GHESKIO is an acronym that—in French—stands for the Haitian Study Group on Kaposi's Sarcoma and Opportunistic Infections. Since it was established in 1982, GHESKIO has received support from the National Institutes of Health and assistance from New York’s Weill Cornell Medical College, where Pape is professor of International Medicine and Infectious Diseases.
In the early 1990s, GHESKIO began a new relationship with Peter Wright, M.D., former chief of the Pediatric Infectious Diseases Division at Vanderbilt University Medical Center. Cornell and Vanderbilt provide medical expertise and help train Haitian physicians, and young U.S. physicians gain experience at GHESKIO treating HIV and other illnesses.
GHESKIO logs more than 100,000 patient visits a year for free testing, counseling and treatment. Thanks to lower-cost generic drugs, it was able to provide combination anti-retroviral therapy for the first time last year. So far, 1,000 patients have been treated. That’s a drop in the bucket compared to the estimated 400,000 people who are infected in this Caribbean nation of 8 million.

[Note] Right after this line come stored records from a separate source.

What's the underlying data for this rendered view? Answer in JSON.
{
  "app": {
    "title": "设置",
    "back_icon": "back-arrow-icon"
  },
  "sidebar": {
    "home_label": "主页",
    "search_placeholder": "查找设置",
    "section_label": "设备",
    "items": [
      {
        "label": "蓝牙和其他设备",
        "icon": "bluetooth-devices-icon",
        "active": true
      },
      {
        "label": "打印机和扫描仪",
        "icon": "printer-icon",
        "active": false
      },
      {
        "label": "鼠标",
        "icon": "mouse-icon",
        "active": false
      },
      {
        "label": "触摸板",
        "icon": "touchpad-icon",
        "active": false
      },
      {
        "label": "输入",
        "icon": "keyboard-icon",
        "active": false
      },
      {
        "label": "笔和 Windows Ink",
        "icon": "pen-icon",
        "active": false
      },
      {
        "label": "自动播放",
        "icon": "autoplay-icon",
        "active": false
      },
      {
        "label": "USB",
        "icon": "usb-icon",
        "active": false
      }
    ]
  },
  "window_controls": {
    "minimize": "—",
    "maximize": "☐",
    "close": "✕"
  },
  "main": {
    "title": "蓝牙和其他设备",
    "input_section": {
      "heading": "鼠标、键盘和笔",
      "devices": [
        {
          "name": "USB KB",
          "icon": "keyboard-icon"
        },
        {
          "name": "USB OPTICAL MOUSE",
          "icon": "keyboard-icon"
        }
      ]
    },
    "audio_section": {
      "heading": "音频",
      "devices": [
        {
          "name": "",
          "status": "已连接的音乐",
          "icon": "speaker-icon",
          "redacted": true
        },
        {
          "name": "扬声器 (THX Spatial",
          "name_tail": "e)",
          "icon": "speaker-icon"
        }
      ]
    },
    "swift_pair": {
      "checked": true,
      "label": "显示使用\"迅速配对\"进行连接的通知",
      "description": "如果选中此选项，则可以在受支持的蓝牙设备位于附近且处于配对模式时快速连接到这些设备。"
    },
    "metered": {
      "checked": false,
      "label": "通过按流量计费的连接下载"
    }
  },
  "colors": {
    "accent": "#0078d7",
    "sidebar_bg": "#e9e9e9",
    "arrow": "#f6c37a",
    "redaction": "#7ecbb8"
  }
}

Toward that end, Berthaud and his physician colleagues at Vanderbilt—David Haas, M.D., and Catherine McGowan, M.D.—are helping to establish an International AIDS Clinical Trial Unit in Port-au-Prince. “You have to be able to measure what you’re doing,” Wright explains. “Without a lot of training of physicians and education of the people, it won’t make sense to just spread out some anti-retroviral drugs.”
Over the years, GHESKIO has fostered a strong sense of trust and loyalty among Port-au-Prince residents, many of whom live in tin-roofed shacks without plumbing or electricity. GHESKIO patients are enrolling in clinical trials, and healthy subjects are signing up for tests of a candidate HIV vaccine.
Continued support from the United States is crucial, Pape says. Added GHESKIO patient Nicole Marcelin in 2004: “Remember what is on the dollar bill—‘In God We Trust.’ It means (Americans)… will help people who are living with the virus. When they help them, they also help themselves.”